INSIGHT

How to use equity to build your property portfolio

If you've wondered how property investors seem to be able to buy property after property without waiting years to save a deposit, here's the secret. They’re probably using their existing equity to fast-track the expansion of their property portfolio.

Equity can be a powerful tool to accelerate your wealth when used responsibly. It is calculated by simply deducting the amount you owe on your property from the property’s value.

For example, if your property is worth $850,000 and your mortgage is $500,000, your equity is $350,000.

As the value of your property rises, so too does your equity, and it can be used as security with your bank if you want to borrow funds to purchase an investment property.

Investors can take advantage of this is by using the equity in their existing home or investment property to fund the purchase of their next property without having to save up a cash deposit. They then repeat the process again when that investment property increases in value, helping them to climb the property ladder faster.

Crunching the numbers

It’s important to note that not all equity is ‘useable,’ as banks typically only lend up to 80% of the value of the property minus the amount you still owe.

So if we use the above example, 80% of $850,000 is $680,000. Then we deduct the mortgage ($680,000 - $500,000), leaving $180,000 of equity, which can be used towards your next property.

Some lenders may lend up to 95% of your equity, if you're willing to pay lender's mortgage insurance (LMI) on the amount you borrow over 80%. LMI protects the bank in the event that you default on your loan, and will be an additional expense to take into account when working out how much equity you have.

Calculating your ‘useable’ equity will also help you to figure out how much to spend on an investment property. Don’t forget to factor in the other costs associated with purchasing a property, including stamp duty and legal fees.

Stay on top of your budget

Even if you’ve benefited from strong capital growth in your existing property, you still need to think about your capacity for repayment before deciding to buy another property.

Banks typically won’t lend on equity alone. They will consider your income, expenses, age, number of dependents and a range of other factors as part of their decision about how much to lend.

You also need to feel confident you’re not stretching your cash flow too far. Could you manage the repayments if the property was untenanted for any period of time? Make sure you have a very clear picture of all the costs – including property management fees, insurance and strata levies – as well as the benefits.
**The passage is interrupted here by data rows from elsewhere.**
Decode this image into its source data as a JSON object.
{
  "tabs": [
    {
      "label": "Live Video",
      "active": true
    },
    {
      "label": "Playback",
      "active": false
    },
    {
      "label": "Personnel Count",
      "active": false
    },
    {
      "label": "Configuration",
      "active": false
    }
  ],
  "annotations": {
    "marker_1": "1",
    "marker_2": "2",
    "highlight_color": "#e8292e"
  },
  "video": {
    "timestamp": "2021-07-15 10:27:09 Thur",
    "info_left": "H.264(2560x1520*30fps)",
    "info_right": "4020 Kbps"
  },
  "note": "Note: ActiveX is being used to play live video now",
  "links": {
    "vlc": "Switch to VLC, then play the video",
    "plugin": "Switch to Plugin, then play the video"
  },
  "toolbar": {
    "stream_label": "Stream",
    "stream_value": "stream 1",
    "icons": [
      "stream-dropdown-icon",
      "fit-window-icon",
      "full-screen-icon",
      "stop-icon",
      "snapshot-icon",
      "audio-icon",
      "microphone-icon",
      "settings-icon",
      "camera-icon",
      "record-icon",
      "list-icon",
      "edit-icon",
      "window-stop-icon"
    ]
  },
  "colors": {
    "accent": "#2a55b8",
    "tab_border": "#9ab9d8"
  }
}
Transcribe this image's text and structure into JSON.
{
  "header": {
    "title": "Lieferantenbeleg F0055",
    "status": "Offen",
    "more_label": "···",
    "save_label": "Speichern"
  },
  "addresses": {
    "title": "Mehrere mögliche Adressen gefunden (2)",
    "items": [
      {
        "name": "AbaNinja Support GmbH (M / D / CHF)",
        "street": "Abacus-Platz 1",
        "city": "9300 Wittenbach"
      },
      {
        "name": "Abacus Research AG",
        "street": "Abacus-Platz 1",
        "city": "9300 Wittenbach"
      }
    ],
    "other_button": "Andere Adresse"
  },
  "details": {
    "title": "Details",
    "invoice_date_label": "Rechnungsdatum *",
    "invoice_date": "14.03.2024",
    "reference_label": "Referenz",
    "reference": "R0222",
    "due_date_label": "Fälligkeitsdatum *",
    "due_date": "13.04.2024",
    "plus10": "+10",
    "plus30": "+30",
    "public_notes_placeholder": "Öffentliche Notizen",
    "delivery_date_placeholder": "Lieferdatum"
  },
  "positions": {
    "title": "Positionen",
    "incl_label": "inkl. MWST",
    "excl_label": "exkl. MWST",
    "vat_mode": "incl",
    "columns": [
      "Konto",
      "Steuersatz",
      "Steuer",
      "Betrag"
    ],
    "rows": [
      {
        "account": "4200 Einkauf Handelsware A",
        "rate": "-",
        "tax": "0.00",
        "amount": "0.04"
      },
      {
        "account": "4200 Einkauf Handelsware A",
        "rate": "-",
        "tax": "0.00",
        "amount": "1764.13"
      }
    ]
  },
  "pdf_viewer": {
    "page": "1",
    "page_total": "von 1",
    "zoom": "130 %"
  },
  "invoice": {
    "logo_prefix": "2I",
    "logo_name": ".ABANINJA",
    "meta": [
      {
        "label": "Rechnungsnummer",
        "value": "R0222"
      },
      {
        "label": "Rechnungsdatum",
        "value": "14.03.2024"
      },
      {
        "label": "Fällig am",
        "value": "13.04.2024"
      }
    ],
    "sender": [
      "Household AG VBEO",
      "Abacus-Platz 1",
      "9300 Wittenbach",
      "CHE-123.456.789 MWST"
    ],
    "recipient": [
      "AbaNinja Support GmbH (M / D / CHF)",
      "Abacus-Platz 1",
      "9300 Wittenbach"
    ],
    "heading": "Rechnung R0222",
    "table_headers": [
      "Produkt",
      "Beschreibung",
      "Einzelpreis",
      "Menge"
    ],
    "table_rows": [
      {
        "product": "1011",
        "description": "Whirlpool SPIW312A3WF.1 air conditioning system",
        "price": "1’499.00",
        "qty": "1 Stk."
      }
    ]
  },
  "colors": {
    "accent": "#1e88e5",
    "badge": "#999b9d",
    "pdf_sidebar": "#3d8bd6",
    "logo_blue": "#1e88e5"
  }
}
Talk with your accountant to make sure you include any benefits of negative gearing, or the tax implications of your extra rental income.

Maximising your equity

As well as paying down your mortgage sooner or waiting for property prices to rise (again), there are ways to proactively increase your equity.

Location is key – when you’re researching an investment property with capital growth in mind, look for areas with infrastructure projects on the short-term horizon, or potential zoning changes that would allow sub-divisions. This could see values increase faster relative to other areas.

Renovating can also add value sooner – but be strategic and stick to your budget. If your property value goes up by roughly the same amount that you’ve spent on renovations, you won’t be getting ahead.

As the value of your property rises, so too does your equity, and it can be used as security with your bank if you want to borrow funds to purchase an investment property.

The bottom line is for this strategy to work, your property must increase in value. Then, by using your growing equity, you can expand your property portfolio at a faster rate. And the more properties you have, the more equity you can generate, creating a cycle that enables you to accelerate your wealth.